6. Neuer Tag, neues Glück
Das Glockengeläut weckt alle Gäste des Klosters Bernried. Sophia öffnet verklebte Augen und rekelt sich im Bett. Sie denkt „Es ist viel zu früh, um früh am Morgen zu sein.“ Dann schlägt der Kopfschmerz zu. Sie hat einen Kater von der Sauferei gestern und bestimmt war das letzte Bier schlecht. Eine Kopfschmerztablette und eine kalt-warme Wechseldusche später ist sie bereit für alles, was dieser dritte Tag des Bildungsurlaubs ihr bringen wird.
Die ganze Gruppe ist in der täglich gleichen Routine des Klosters angekommen. Sophia hat sich zu den anderen an den Frühstückstisch gesellt.
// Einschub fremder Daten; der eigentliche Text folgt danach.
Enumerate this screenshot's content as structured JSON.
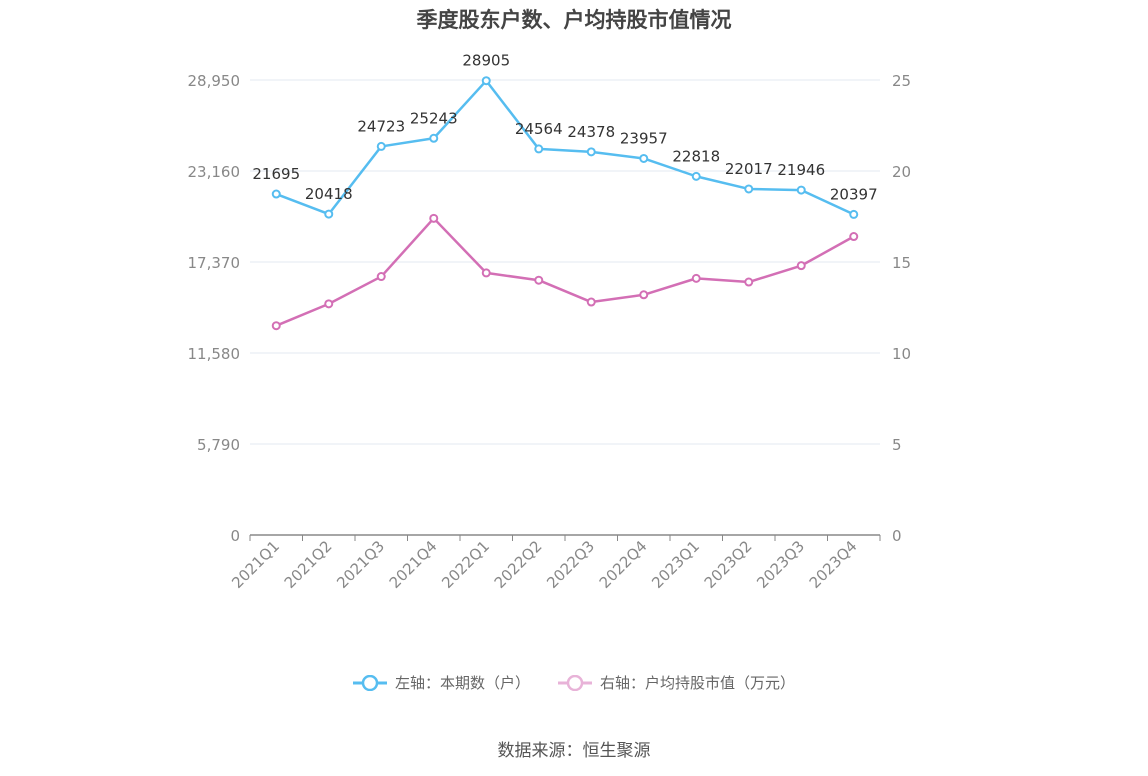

„Gibst Du mir bitte mal das Wasser?“ Anna sitzt ihr gegenüber und ist das blühende Leben, Sophia fühlt sich dagegen wie durch den Fleischwolf gedreht und ausgekotzt. „Tina, komm‘ setz‘ Dich zu uns – ich wollte Dich eh mal was fragen“ – energisch winkend lockt Anna jetzt die Dozentin an den Tisch. „Wir haben uns überlegt, ob eine Geistergeschichte nicht eine spannende Übung für uns wäre – in so Klöstern gibt es ja viele Geheimnisse und vielleicht inspiriert uns das hier zu einer Geschichte der weißen Nonne oder dem wandelnden Mönch oder so“. Sie kichert nervös vor sich hin. „Ja klar, gute Idee“ antwortet Tina: „Was genau schwebt Dir denn da so vor, hast Du schon eine Idee?“ Anna grinst wie ein Honigkuchenpferd – dieser Teil des Plans ist aufgegangen. „Ja, also ich dachte, vielleicht fragen wir ja mal bei den Nonnen nach, ob es denn interessante Geschichten von mysteriösen Vorfällen hier gibt – ob jemand verschwunden ist oder vielleicht sogar Todesfälle. Wer hätte denn auch noch so Lust darauf?“ Anna lässt ihren Blick über die Runde wandern: „Teresa, Ben, Susanne, Daniel – hättet ihr Lust auf einen Ausflug ins Übernatürliche? Was haltet ihr davon? Und vielleicht habt ihr auch noch eine gute Idee? So mystisch wild, was meint ihr?“. Susanne schaut zweifelnd drein: „Mystisch wild? Am Ende noch eine Séance abhalten, oder was?“ Anna klatschte begeistert in die Hände! „Was für eine fantastische Idee! Darauf wäre ich nie gekommen! Gleich heute Morgen? Das ist doch was Schönes für die Gruppe, was meint ihr?“ Das Schweigen am Tisch spricht Bände. Tina räuspert sich kurz und schlägt vor, dass nachher in der großen Runde zu besprechen. An sich wäre sie nicht der Freund des Übernatürlichen, aber man müsse der Sache aufgeschlossen sein.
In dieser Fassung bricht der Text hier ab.